Denn Dilot und Maier waren Radiotechniker, direkt dem Leiter der französischen Militärmission unterstellt. Dilot bildete Ruandas Armee in Funktechnik aus und unterhielt danach die Verbindungen zwischen der ruandischen Armee und der französischen Botschaft aufrecht. Maier, offiziell an die ruandische Justizpolizei angegliedert, arbeitete mit ihm zusammen. Beide waren regelmäßig mit dem damaligem Armeechef Théoneste Bagosora in Kontakt, der als Chefplaner des Völkermords gilt und nach dem Abschuss der Präsidentenmaschine faktisch die Macht übernahm.

Unangenehme Zeugen

Dilot und Maier dürften also alles mitgehört haben, was es in jenen Tagen an Kommunikation zwischen der ruandischen Armeespitze und offiziellen französischen Stellen gab. Noch am 8. April 1994, zwei Tage nach ihrem offiziellen Tod, so Libération, telefonierten sie mit Freunden. Ihr Tod wurde am 10. April gemeldet, als französische Militärs in Ruanda die dortige UN-Mission um Hilfe bei der Bergung der Leichen bat. Belgische Soldaten durchsuchten zweimal vergeblich das Haus der beiden; erst nach einem Hinweis des französischen Militärs fanden sie sie Tage später im Garten vergraben.

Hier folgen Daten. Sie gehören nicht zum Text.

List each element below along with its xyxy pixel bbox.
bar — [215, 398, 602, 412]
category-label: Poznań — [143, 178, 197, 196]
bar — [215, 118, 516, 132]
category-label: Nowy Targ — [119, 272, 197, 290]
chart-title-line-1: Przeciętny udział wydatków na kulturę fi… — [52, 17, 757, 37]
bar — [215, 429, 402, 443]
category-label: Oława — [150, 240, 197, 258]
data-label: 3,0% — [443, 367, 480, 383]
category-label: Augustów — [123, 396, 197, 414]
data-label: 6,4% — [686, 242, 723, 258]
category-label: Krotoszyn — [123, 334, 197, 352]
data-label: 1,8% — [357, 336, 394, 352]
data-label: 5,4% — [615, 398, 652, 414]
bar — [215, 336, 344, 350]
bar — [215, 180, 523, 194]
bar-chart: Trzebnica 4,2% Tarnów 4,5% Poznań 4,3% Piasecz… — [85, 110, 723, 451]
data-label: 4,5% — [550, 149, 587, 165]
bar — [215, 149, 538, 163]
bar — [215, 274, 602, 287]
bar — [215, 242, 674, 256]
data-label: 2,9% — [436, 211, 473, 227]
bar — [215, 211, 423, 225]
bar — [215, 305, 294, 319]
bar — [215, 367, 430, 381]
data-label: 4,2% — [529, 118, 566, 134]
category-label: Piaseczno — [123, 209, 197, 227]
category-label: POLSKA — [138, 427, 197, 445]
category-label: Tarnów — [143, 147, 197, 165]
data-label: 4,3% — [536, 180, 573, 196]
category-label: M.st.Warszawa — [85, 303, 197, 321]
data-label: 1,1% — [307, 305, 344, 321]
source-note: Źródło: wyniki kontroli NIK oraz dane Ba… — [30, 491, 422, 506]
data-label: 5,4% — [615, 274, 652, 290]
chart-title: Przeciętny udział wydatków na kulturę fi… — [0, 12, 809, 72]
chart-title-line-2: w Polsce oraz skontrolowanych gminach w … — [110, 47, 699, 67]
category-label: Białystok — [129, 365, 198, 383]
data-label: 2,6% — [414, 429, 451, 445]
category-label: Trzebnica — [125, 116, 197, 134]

Die Hinterbliebenen in Frankreich mussten schriftlich versichern, auf Nachforschungen zu verzichten. Waren die beiden unangenehme Zeugen? Richter Trévidic vermutet, so Libération, dasss sie wussten, wer die Präsidentenmaschine abschoss. Offiziell behauptete Frankreich lange, es seien die Tutsi-Rebellen gewesen, geführt vom heutigen Präsidenten Paul Kagame, und daher sei dieser für den Völkermord mitverantwortlich.

Untersuchungsrichter Trévidic stellte Ende 2011 nach Ermittlungen vor Ort abschließend fest, dass es die damalige ruandische Hutu-Armee war. Frankreichs Militär, das legen die neuen Erkenntnisse nahe, wusste schon die ganze Zeit die Wahrheit – und überhaupt viel mehr, als es bis heute zugibt.